The Impact of Technology in Agriculture

You may have noticed over the last few months that we’ve expanded our focus to technology in agriculture. After years of investing and months of research, “ag tech” is now an active sector focus, but it’s always been an area of interest for us. In fact, two of our portfolio companies, SlimTrader and Promethean Power, deploy their technologies with farmers. Over the last few months, we’ve seen a flurry of activity in the ag tech space and we’re excited about the trends and innovations that are making it a smart and high-impact investment opportunity.

Global Shifts

Projections show that there will be 9 billion people in the world by 2050. The Food and Agriculture Organization (FAO) estimates say we need a 70% increase in food production from 2005 levels to feed all those people, and we have to grow, harvest, distribute, and consume our food more efficiently. Our growing population is becoming increasingly urban: the World Health Organization (WHO) estimates that 7 out of 10 people will live in a city by 2050. We’re not gaining additional resources like land or water, nor are we gaining more farmers.

As economies continue to develop, the percentage of the people employed in the agricultural sector declines. In general, a 1% increase in GDP leads to a .052 decrease in the percentage of people employed in agriculture, controlling for growth in the labor force. The regions that will have the largest population gains, Sub-Saharan Africa and South Asia, also have the highest percentage of their population working in agriculture today: 60% and 50%, respectively. This is bound to decline dramatically as their economies progress. To put this in perspective, less than 2% of the U.S. population is employed in agriculture. It was above 50% in the mid-1800s.

A shift to decentralized production models and increasing consumer conscientiousness are positive signs that we can make our food supply chain more efficient. We’re starting to become more aware of how our consumer choices and policies affect the environment, our food, and the laborers who produce the food we buy. Still, this conscientiousness demands technology, tools, and innovation to inform smart and sustainable choices.

Innovation and Technology

There is a lot of innovation in the mobile/IT and energy spaces that have the potential to make a huge impact on the farm. For example, smart power systems, precision agriculture tools, farm management software, and affordable sensors are all within reach of even the smallest farmers today. From Nairobi to San Francisco and from Tallin to Sydney, entrepreneurs are taking advantage of new technology that makes these products possible. We see potential in radio frequency technologies (RFID, NFC, Bluetooth), the Internet of Things and the big data that comes along with it, as well as in clean technology advances from ambient energy, to waste-to-energy, to renewable sources.

Ultimately, we think that all of these technologies, when deployed effectively, will work towards achieving the following long-term objectives.

Long-Term Objectives

Efficient farm management and resource efficiency – As mentioned earlier, a declining percentage of farmers in the world have to produce more for a growing population.

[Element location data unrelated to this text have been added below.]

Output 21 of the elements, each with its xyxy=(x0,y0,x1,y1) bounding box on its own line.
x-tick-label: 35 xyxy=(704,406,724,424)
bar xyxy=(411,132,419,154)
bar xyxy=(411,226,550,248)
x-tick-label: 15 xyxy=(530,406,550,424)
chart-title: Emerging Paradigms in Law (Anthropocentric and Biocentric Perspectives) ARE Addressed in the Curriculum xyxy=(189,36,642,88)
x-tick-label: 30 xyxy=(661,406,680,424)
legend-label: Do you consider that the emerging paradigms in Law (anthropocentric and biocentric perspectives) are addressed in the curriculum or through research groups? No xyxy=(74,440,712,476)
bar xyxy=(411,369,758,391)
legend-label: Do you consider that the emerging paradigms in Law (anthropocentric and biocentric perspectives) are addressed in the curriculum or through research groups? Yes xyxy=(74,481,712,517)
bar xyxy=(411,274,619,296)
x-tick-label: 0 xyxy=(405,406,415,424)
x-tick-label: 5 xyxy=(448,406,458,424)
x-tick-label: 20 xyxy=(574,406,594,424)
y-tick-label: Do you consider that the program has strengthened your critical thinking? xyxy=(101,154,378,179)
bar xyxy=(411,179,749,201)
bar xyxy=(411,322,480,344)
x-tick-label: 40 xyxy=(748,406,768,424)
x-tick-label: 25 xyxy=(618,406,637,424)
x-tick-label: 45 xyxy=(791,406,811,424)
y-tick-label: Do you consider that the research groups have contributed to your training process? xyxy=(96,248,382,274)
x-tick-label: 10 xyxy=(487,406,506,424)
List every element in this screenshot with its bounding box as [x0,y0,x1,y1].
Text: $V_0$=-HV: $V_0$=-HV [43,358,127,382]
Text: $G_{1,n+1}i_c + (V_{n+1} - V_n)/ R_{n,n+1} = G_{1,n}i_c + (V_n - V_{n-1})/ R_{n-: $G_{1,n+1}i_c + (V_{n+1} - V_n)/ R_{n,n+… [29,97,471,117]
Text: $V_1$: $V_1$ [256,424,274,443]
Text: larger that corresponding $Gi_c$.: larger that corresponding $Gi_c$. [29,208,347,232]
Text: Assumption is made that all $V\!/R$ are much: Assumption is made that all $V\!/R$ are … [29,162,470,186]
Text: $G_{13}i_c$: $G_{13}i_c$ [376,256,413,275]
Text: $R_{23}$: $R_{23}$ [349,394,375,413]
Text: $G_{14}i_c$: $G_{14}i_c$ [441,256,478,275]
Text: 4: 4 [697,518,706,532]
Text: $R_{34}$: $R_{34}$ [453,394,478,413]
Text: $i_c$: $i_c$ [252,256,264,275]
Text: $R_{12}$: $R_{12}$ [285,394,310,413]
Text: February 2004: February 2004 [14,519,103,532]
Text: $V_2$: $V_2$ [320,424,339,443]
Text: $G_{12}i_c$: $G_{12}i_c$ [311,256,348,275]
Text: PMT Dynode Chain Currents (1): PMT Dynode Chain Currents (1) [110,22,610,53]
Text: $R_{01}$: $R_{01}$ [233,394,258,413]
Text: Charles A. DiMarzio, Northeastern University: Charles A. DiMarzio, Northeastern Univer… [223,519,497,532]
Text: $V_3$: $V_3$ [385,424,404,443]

Fortunately, advances in technology can have significant impact, as did irrigation systems, tractors, and other mechanical innovations in the 19th and 20th Centuries. Further, a “whole farm approach” optimizes the farmer’s efficiency, including use of water, waste, soil, energy, and most importantly, time. Precision agriculture technologies, for example, can optimize fertilizer applications, saving time and money by creating a more productive field.

Traceability  – You’ve heard of the horse meat scandal and countless other food recalls. People want and need to know what’s in their food and where it comes from. This requires tools and processes that manage and monitor the flow of inputs. This would improve efficiency, product differentiation, food safety, and product quality. Further, traceability and transparency in the food supply benefits the farmer in the long run, by opening up opportunities to access credit and markets.

Supply chain efficiency – A third of the food produced annually is wasted. In the U.S., most of our food is wasted at the consumption stage. In Sub-Saharan Africa, food is wasted before it even reaches the consumer. (See more here). Whatever way you look at it, the supply chain needs to become more efficient.

Where do we go from here?

We’re keeping our eyes open for opportunities in the ag tech space. We’re looking for startups offering technologies that can:

  • Increase farmer profitability, productivity, and efficiency.
  • Improve farmer, animal, and consumer livelihood with better work environments, food safety, and food security
  • Protect the planet and its finite resources.

We’re not alone. Ag tech is catching the attention of everyone from The Economist to BusinessweekVC and angel investment in the sector topped $100M over the last year.  Solum, a startup with an innovative soil nutrient technology, has already raised a $17M Series B round.